Aim 2

Experimental Procedure

Dynamic Functional Connectivity

This aim will expand on the result of my preliminary data, which showed that increased connectivity from the precuneus to the sensorimotor strip was related to poor nine hole peg test performance. Studies of the precuneus and posterior cingulate cortex, referred to as the posterior medial cortex, have shown that this region is anatomically and functional subdivided in humans and primates \cite{Margulies_2009}. The posterior cingulate region is more connected to limbic structures, while the anterior, middle, and posterior sections of the precuneus correspond to sensorimotor, cognitive/associative, and visual regions, respectively. While on average it may seem like the entire PMC structure is functionally connected to the medial prefrontal gyrus (of the default mode network), capitalizing on the functional boundaries of the PMC may result in a larger predictive power of functional MRI, and could be indicative of functional adaptation, in MS.

The analysis of Aim 1 assumes that temporal dynamics stay the same, meaning that the nodes of traditionally defined networks such as the default mode network are stationary. Recently, in \cite{Chang_2010}, researchers found that temporal dynamics are not stationary. In particular, they found that the phase and coherence of the posterior cingulate cortex (PCC, a hub of the default mode network) had variable connectivity with other nodes of not only the DMN, but other networks such as the salience and attention networks. Given this finding, it is possible that a disease pathology like MS may change the normal network dynamics in short periods of time, and that dynamic functional connectivity may be more sensitive to these small changes. For Alzheimers disease, researchers used functional dynamics to build a classifier to differentiate between patients with mild cognitive impairment or normal controls \cite{Wee_2015}. This classifier based on dynamic functional connectivity outperformed a classifier built on stationary functional connectivity metrics.

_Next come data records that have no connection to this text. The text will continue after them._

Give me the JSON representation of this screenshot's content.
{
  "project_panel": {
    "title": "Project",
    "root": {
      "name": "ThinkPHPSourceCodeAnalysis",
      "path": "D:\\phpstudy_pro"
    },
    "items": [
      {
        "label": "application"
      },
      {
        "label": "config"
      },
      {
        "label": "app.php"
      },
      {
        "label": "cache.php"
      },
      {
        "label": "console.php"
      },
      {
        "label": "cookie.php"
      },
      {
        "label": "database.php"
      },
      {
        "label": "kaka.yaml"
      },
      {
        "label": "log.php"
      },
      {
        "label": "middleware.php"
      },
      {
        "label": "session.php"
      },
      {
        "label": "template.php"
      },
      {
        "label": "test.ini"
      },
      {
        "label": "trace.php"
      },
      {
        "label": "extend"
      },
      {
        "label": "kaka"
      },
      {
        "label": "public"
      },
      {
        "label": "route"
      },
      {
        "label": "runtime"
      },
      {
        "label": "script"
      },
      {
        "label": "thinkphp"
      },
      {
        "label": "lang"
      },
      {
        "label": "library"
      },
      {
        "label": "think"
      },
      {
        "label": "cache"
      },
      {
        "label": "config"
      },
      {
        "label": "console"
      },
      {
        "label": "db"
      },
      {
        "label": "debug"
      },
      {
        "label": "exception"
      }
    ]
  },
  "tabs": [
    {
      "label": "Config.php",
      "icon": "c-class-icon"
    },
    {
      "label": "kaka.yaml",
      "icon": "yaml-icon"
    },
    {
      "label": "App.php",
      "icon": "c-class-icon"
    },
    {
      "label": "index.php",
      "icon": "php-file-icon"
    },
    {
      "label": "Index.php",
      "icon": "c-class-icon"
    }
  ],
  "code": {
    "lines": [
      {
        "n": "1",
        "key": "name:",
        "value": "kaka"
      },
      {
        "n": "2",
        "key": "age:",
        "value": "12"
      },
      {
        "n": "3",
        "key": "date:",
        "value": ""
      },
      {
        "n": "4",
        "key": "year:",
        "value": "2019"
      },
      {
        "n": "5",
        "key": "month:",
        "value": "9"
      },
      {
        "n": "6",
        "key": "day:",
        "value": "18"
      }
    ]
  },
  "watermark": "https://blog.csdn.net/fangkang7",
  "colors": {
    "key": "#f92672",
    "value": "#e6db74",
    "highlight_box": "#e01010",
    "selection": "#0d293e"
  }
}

The analysis consists of a sliding window approach outlined in \cite{Chang_2010}, where a graph is estimated from a section of the timeseries, and that section slides across the whole timeseries. In \cite{Yang_2014}, researchers ran hierarchical clustering on the set of connectomes from the sliding window analysis, in order to classify the connectomes into 5 states across all healthy control subjects. For each time-window, the four PMC regions could be classified into 1 of the 5 states. Yang and colleagues found that the anterior, middle, posterior, and ventral (posterior cingulate) regions spent more time in the sensorimotor, associative/cognitive, visual and limbic states, respectfully, which aligned well with previous studies on the functional subdivisions of the PMC. However, they found that these regions did not consistently connect to their respective state throughout the entire timeseries, but would switch states, spending a nearly even amount of time in each of the remaining 4 states. They also found this result to be scan-rescan reproducible.

I hypothesize that the amount of time spent in the sensorimotor state by each of the four PMC regions will be elevated in MS patients in comparison to healthy controls, and that the time spent in the sensorimotor state of the high disability group will exceed that of the low disability group. An ordinary least squares analysis to predict group membership will be run using age, gender, and lesion load as regressors, along with the amount of time that each of the 4 PMC nodes spent the sensorimotor state, for a total of 75 subjects and 7 features. The goal is to show that the functional connectivity state features contribute the most to the prediction of a simple (CMCT, FT) or complex (NHPT) motor task. This dynamic function connectivity analysis needs the following parameters to tune: 1) the window size and 2) the step size. Parameter tuning will be performed in a nested leave-one-out cross-validation, where the inner cross-validation fold is used to select the parameters and the results from outer fold are reported as the effect size.